Leyla Erbil (1931-2013), 20. yüzyılın ikinci yarısında yaşayan yetenekli yazarlardan biridir. Erbil, kendine özgü edebî çizgisiyle ve psikanalitik görüşün Türk edebiyatındaki uygulayıcılarından biri olarak tanınmıştır. Ayrıca “Nobel Ödülü”ne aday gösterilen tek Türk kadın yazardır. Leylâ Erbil’in başarısı, yaşadığı çağa ve içinde bulunduğu topluma, o toplumun insanlarına ve bu insanlar arasındaki ilişkilere eleştirel bir gözle yaklaşmasındadır (Sayğılı, Yivli: 2017).

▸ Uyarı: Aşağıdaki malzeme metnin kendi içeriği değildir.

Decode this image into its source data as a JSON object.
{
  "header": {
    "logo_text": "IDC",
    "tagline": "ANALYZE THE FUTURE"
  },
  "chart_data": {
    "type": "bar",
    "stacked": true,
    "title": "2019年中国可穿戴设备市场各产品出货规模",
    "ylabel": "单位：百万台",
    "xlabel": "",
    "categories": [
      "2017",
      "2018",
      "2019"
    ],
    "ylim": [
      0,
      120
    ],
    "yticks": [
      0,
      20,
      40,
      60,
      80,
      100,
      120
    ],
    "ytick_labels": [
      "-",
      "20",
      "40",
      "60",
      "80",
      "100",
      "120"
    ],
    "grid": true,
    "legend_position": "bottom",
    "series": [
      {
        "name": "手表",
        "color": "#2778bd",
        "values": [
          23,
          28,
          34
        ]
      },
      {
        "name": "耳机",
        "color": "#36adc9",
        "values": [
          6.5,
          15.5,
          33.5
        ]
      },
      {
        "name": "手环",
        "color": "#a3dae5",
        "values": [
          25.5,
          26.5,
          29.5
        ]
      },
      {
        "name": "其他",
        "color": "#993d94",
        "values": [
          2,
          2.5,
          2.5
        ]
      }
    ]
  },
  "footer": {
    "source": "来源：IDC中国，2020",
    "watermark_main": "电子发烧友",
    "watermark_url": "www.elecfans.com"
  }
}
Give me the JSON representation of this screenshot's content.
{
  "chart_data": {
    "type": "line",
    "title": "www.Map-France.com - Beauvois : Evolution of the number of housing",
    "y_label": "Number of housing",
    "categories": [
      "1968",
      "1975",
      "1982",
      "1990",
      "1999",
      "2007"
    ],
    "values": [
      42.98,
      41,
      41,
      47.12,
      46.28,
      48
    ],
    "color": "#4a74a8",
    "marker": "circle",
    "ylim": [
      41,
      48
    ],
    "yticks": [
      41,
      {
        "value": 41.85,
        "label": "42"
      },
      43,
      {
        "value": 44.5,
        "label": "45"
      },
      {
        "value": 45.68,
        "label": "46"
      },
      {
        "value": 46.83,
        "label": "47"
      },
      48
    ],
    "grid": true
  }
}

Aydın, onun sanatını şu şekilde betimler:
Gelenekle bağlarını koparan 1950 kuşağı içinde değerlendirilen Leylâ Erbil, anormal/deli olarak nitelenen karakterlerin bilincini içeriden yansıtmayı denediği, dilbilgisi kuralları ve noktalama işaretlerini altüst ettiği aykırı diliyle, bu kuşak içinde dahi sivrilen bir yazar olmuştur. İnsan ilişkilerindeki ikiyüzlülükleri, bireysel zaaf ve korkuların yol açtığı kötülükleri, baskılanmış cinselliğin sakatladığı kadın-erkek ilişkilerini, edebiyat dünyasına ve genel olarak topluma egemen olan eril zihniyeti; küçük görülen entelektüel kadınların hayal kırıklıklarını, yazma endişelerini ve toplumsal yaptırımlara karşı çıkan kendilik arayışlarını, çoğunluğunu kadın karakterlerin oluşturduğu anlatılarının merkezine yerleştirmiştir.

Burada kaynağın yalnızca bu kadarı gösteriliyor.